Na semana passada, o Presidente da República iluminou os portugueses com um pedaço da sua erudição professoral: “Uma preocupação que os portugueses têm, em qualquer caso, é de terem verões sem acidentes. E sem doenças. Todos nós aspiramos a isso e cada qual fará um esforço para não estar doente, por si mesmo e para não pressionar o cuidado da saúde dos outros. Sendo embora uma evidência, às vezes as evidências têm de ser recordadas e os nossos pais recordavam-nos isso quando éramos jovens, os nossos amigos também, os nossos professores. E, portanto, os responsáveis políticos podem recordar evidências.”
Julgo que é a isto que os politólogos se referem quando falam do famoso “magistério de influência” do Presidente da República. Marcelo influencia o povo para que se porte bem. Qual hábil pastor, orienta as suas ovelhinhas para os melhores pastos. Que são aqueles que ficam longe de serviços de urgência de hospitais públicos.
Marcelo mostra que está cá para zelar pela integridade do SNS. Podia fazê-lo de dois modos. Um era exigir ao Governo que fortaleça o SNS para que aguente a pressão de servir uma população de 10 milhões de utentes, incluindo bastantes idosos e algumas dúzias de grávidas. Marcelo opta pela outra: exigir à população de 10 milhões de utentes que deixe o SNS sossegado. O SNS está lá e está preparado, só não é para gastar. Só quando for mesmo, mesmo, mesmo necessário. No fundo, Marcelo é a avozinha que tem o sofá da sala de estar coberto por um plástico, para não estragar. Aliás, não é só o sofá: a mesa, as cadeiras, a poltrona, a televisão e o carrinho de chá também estão cobertos por plásticos. Que, por sua vez, estão cobertos por uma lona. Plastificada, claro. O dia-a-dia, a avozinha passa-o na garagem, com mobília de campismo e um transístor antigo.
Marcelo quer manter o SNS imaculado.
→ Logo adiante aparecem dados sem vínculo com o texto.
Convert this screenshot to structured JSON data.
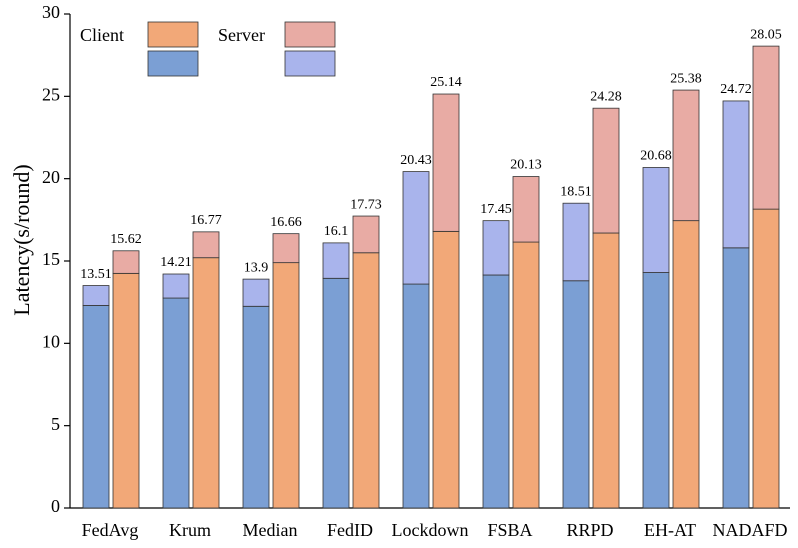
{
  "chart_data": {
    "type": "grouped_stacked_bar",
    "ylabel": "Latency(s/round)",
    "categories": [
      "FedAvg",
      "Krum",
      "Median",
      "FedID",
      "Lockdown",
      "FSBA",
      "RRPD",
      "EH-AT",
      "NADAFD"
    ],
    "ylim": [
      0,
      30
    ],
    "yticks": [
      0,
      5,
      10,
      15,
      20,
      25,
      30
    ],
    "legend_names": [
      "Client",
      "Server"
    ],
    "groups": [
      {
        "colors": [
          "#7b9fd4",
          "#a9b4ec"
        ],
        "segments": [
          [
            12.3,
            12.75,
            12.25,
            13.95,
            13.6,
            14.15,
            13.8,
            14.3,
            15.8
          ],
          [
            1.21,
            1.46,
            1.65,
            2.15,
            6.83,
            3.3,
            4.71,
            6.38,
            8.92
          ]
        ],
        "totals": [
          13.51,
          14.21,
          13.9,
          16.1,
          20.43,
          17.45,
          18.51,
          20.68,
          24.72
        ]
      },
      {
        "colors": [
          "#f2a878",
          "#e8aba4"
        ],
        "segments": [
          [
            14.25,
            15.2,
            14.9,
            15.5,
            16.8,
            16.15,
            16.7,
            17.45,
            18.15
          ],
          [
            1.37,
            1.57,
            1.76,
            2.23,
            8.34,
            3.98,
            7.58,
            7.93,
            9.9
          ]
        ],
        "totals": [
          15.62,
          16.77,
          16.66,
          17.73,
          25.14,
          20.13,
          24.28,
          25.38,
          28.05
        ]
      }
    ]
  }
}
Daí este alerta no início do Verão. É que é, justamente, a época do ano em que as pessoas chegam aos hospitais com os pés cheios de areia, sentam-se nas salas de espera com os fatos de banho ainda molhados e põem-se a vomitar uma gosma amarela que, vai-se a ver mais tarde, é bacalhau à Braz. Para evitar esta badalhoquice, Marcelo cobriu o SNS com um plástico metafórico, para as visitas admirarem. É um SNS Potemkin.
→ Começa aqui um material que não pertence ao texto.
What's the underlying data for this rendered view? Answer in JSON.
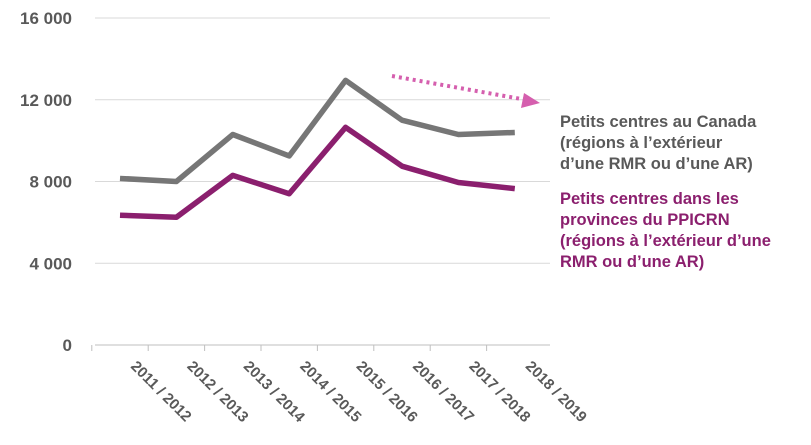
{
  "chart_data": {
    "type": "line",
    "categories": [
      "2011 / 2012",
      "2012 / 2013",
      "2013 / 2014",
      "2014 / 2015",
      "2015 / 2016",
      "2016 / 2017",
      "2017 / 2018",
      "2018 / 2019"
    ],
    "series": [
      {
        "name": "Petits centres au Canada (régions à l’extérieur d’une RMR ou d’une AR)",
        "legend_lines": [
          "Petits centres au Canada",
          "(régions à l’extérieur",
          "d’une RMR ou d’une AR)"
        ],
        "color": "#767676",
        "values": [
          8150,
          8000,
          10300,
          9250,
          12950,
          11000,
          10300,
          10400
        ]
      },
      {
        "name": "Petits centres dans les provinces du PPICRN (régions à l’extérieur d’une RMR ou d’une AR)",
        "legend_lines": [
          "Petits centres dans les",
          "provinces du PPICRN",
          "(régions à l’extérieur d’une",
          "RMR ou d’une AR)"
        ],
        "color": "#8b1f6e",
        "values": [
          6350,
          6250,
          8300,
          7400,
          10650,
          8750,
          7950,
          7650
        ]
      }
    ],
    "yticks": [
      0,
      4000,
      8000,
      12000,
      16000
    ],
    "ytick_labels": [
      "0",
      "4 000",
      "8 000",
      "12 000",
      "16 000"
    ],
    "ylim": [
      0,
      16000
    ],
    "grid": true,
    "annotation": {
      "type": "dotted-arrow",
      "color": "#d55fae",
      "meaning": "downward trend"
    },
    "title": "",
    "xlabel": "",
    "ylabel": ""
  }
}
Entretanto – e como António Costa bem avisou – logo surgiram os cépticos a dizerem que é impossível alguém escolher se e quando fica doente. É falso: é perfeitamente possível fazê-lo. Basta ser-se um de dois tipos de pessoas que conseguem determinar, não só o dia em que adoecem, mas também a maleita de que sofrem. O primeiros é o dos estudantes na véspera de um exame para o qual não estudaram. O segundo é o dos hipocondríacos.
Ora, como se sabe, Marcelo Rebelo de Sousa é um afamado hipocondríaco. Lembramo-nos bem de como falava das suas hérnias com o carinho com que um criador de cães hipocondríaco fala das hérnias dos seus cachorros. Da mesma forma que, face a um arremedo de sintoma, Marcelo efectua o diagnóstico e prescreve a terapêutica, é natural que julgue que uma pessoa também pode decidir que está sã como um pêro e não vale a pena maçar o senhor doutor só por causa desta hemorragia chata que não estanca.
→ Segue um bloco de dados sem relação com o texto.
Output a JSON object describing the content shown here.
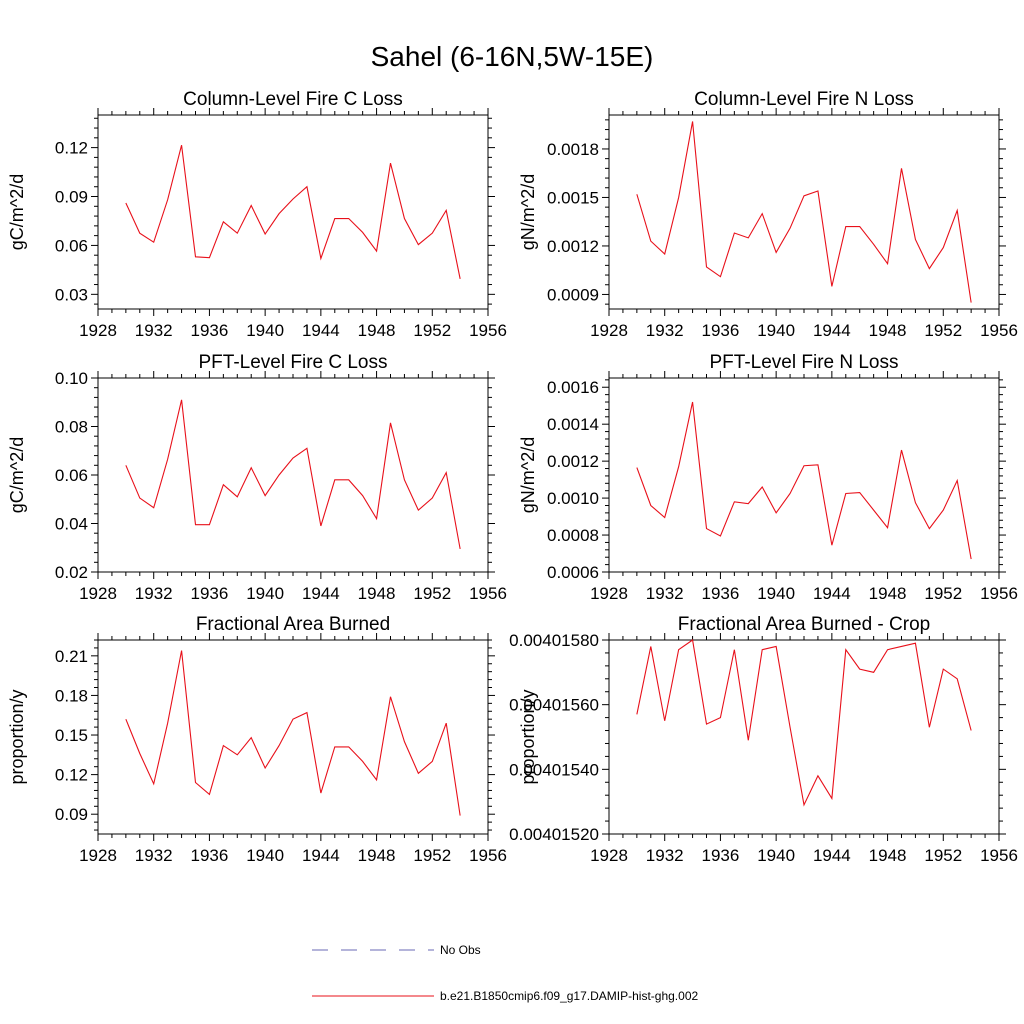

Percebo que, para um hipocondríaco, o SNS é a Disneylândia e é normal que Marcelo o queira preservar. Mas não deixa de ser bizarro ver alguém com a mania das doenças a admoestar os portugueses para não adoecerem. É como ter um alcoólico a censurar uma pessoa por comer um bombom de ginja.
Se bem que é preciso reconhecer que a hipocondria de Marcelo não é infalível. Às vezes escapam-lhe problemas de saúde bem óbvios. Por exemplo, desde que António Costa tem maioria absoluta, o poder do Presidente está em coma e Marcelo ainda não se deu conta. É uma evidência, mas as evidências têm de ser recordadas.